« L’on voit parfois, dans un train ou une salle d’attente, un visage humain. Qu’y a-t-il en lui de différent? Là encore, il nous faudra parler par défaut, dire ce que ses traits ne trahissent point. Les yeux n’expriment ni méfiance ni requête. Ils ne sont ni distraits ni fureteurs. S’ils ne cèdent à aucun moment à l’absence, jamais ils ne se montrent tout à fait présents. De tels visages, que l’on découvre sans peine dans les tableaux des maîtres anciens, semblent de nos jours scellés par une invincible mélancolie. Pourtant, dans le train ou la salle d’attente, ils comblent l’âme de joie, d’un sentiment de vie plus intense, précisément. Aucun mot ne sera prononcé, mais le pur éclair du sourire est une fugue vers un lieu serein, vul­nérable au point d’être inaccessible. On parle, pour aller vite, de « regard éveillé ». Ce sont en réalité des yeux héroïques. Ils ont vu la beauté et ne s’en sont pas détournés. Ils ont reconnu sa perte sur la terre et par mérite l’ont acquise en esprit. Même la photographie ne saurait détruire entière­ment de tels visages, de plus en plus rares, il est vrai. » Cristina Campo, Les Impardonnables (p. 115), traduit de l’italien par Francine de Martinoir, Jean-Baptiste Para et Gérard Macé, L’Arpenteur – Gallimard, 1992.

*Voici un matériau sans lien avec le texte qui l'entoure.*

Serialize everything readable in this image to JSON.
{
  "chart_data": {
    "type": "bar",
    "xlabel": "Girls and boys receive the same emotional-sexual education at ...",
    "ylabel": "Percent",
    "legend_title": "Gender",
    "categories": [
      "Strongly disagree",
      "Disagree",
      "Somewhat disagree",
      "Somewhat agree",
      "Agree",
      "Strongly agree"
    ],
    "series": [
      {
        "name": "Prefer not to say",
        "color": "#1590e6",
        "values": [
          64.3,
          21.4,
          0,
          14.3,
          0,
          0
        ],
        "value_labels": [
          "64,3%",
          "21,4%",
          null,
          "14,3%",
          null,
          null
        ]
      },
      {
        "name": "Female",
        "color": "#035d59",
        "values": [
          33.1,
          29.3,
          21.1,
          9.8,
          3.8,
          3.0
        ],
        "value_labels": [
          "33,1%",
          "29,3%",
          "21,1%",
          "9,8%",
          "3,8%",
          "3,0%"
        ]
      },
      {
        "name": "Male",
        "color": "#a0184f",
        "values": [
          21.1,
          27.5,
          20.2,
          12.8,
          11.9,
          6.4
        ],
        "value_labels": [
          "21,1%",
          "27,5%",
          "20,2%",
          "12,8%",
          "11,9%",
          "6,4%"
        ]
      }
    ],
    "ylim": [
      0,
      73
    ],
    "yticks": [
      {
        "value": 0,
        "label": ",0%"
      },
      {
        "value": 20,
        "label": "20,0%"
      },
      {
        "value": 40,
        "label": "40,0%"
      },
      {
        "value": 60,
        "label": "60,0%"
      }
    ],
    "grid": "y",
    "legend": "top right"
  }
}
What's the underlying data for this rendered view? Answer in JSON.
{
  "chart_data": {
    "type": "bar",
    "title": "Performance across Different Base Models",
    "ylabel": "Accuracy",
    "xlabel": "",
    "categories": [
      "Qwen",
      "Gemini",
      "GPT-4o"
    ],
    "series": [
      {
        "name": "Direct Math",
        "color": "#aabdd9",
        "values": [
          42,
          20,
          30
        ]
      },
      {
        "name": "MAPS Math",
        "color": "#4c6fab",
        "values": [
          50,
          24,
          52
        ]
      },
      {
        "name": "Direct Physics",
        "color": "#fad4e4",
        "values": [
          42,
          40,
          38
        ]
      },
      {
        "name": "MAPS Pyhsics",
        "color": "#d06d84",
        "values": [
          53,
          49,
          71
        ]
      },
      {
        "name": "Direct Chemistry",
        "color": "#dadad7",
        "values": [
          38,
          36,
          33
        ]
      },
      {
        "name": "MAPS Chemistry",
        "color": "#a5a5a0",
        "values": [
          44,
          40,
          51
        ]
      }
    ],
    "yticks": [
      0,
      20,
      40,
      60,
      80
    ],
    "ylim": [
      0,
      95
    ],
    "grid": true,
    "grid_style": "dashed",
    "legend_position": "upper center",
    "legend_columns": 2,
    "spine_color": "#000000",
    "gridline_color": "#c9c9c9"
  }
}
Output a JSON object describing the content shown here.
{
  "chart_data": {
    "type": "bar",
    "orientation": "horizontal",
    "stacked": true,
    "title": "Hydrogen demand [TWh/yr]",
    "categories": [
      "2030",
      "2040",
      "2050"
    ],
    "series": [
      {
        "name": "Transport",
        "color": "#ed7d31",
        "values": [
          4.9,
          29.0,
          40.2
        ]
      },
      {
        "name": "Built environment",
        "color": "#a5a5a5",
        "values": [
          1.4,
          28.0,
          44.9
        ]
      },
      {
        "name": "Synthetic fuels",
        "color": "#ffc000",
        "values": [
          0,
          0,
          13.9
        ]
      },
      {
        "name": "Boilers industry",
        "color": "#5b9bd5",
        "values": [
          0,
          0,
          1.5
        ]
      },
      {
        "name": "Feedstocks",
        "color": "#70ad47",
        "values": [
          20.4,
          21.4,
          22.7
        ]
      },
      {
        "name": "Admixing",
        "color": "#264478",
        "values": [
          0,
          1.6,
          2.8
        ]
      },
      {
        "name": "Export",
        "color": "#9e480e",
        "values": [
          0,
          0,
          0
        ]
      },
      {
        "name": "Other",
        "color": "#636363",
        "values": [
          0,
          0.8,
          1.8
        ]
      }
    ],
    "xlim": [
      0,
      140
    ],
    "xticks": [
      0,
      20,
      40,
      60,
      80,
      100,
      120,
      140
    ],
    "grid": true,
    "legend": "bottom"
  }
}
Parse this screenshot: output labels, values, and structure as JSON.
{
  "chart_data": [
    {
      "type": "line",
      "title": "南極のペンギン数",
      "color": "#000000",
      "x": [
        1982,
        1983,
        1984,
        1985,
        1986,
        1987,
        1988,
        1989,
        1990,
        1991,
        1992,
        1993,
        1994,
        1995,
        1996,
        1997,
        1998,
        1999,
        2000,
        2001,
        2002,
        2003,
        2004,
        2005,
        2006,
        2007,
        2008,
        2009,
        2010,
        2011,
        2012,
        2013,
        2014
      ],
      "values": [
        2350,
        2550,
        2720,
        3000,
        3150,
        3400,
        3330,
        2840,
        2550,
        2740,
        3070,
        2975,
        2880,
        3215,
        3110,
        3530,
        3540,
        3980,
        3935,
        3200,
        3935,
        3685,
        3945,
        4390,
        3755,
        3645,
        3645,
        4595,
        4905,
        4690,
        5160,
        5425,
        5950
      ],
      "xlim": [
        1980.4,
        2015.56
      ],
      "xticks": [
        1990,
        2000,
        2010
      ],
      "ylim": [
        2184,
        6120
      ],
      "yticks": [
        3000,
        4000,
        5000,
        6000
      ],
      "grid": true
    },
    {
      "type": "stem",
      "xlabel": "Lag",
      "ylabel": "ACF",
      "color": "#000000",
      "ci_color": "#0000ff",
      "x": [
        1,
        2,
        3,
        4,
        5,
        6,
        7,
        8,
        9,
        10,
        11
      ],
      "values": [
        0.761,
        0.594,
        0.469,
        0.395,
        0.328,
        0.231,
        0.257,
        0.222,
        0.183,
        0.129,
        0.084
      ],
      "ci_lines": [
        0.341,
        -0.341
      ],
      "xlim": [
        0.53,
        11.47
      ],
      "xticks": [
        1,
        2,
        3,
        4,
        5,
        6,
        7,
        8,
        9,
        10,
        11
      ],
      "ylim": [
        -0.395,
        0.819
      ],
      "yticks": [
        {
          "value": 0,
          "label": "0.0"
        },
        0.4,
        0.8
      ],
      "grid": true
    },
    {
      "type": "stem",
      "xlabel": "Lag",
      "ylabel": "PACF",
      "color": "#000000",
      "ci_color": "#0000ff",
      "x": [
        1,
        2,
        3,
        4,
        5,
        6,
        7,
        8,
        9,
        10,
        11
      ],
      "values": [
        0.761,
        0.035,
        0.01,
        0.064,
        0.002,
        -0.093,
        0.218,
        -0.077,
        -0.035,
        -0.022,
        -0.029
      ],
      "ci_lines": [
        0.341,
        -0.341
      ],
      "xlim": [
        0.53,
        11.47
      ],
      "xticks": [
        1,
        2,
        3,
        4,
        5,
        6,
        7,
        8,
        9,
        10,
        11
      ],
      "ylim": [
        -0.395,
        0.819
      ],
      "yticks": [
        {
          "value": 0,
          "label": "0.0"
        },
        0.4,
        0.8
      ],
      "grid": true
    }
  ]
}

Sur Cristina Campo, celle qui ne pouvait « être rangée ni parmi les écrivaines, ni parmi les écrivains » selon Guido Ceronetti et à qui l’on doit d’avoir, au bord de l’ineffable, fait tinter la note de cristal de la « sprezzatura » (toute concentrée dans cette phrase: « La lésion du sens esthétique ne peut pas, à la longue, ne pas blesser le sens moral ») cette note biographique des Editions Arfuyen.

Illustrations: Deux visages pleins de « sprezzatura » (photographie d’origine inconnue d’une inconnue dans le métro / photographie de Franco Salmoiraghi).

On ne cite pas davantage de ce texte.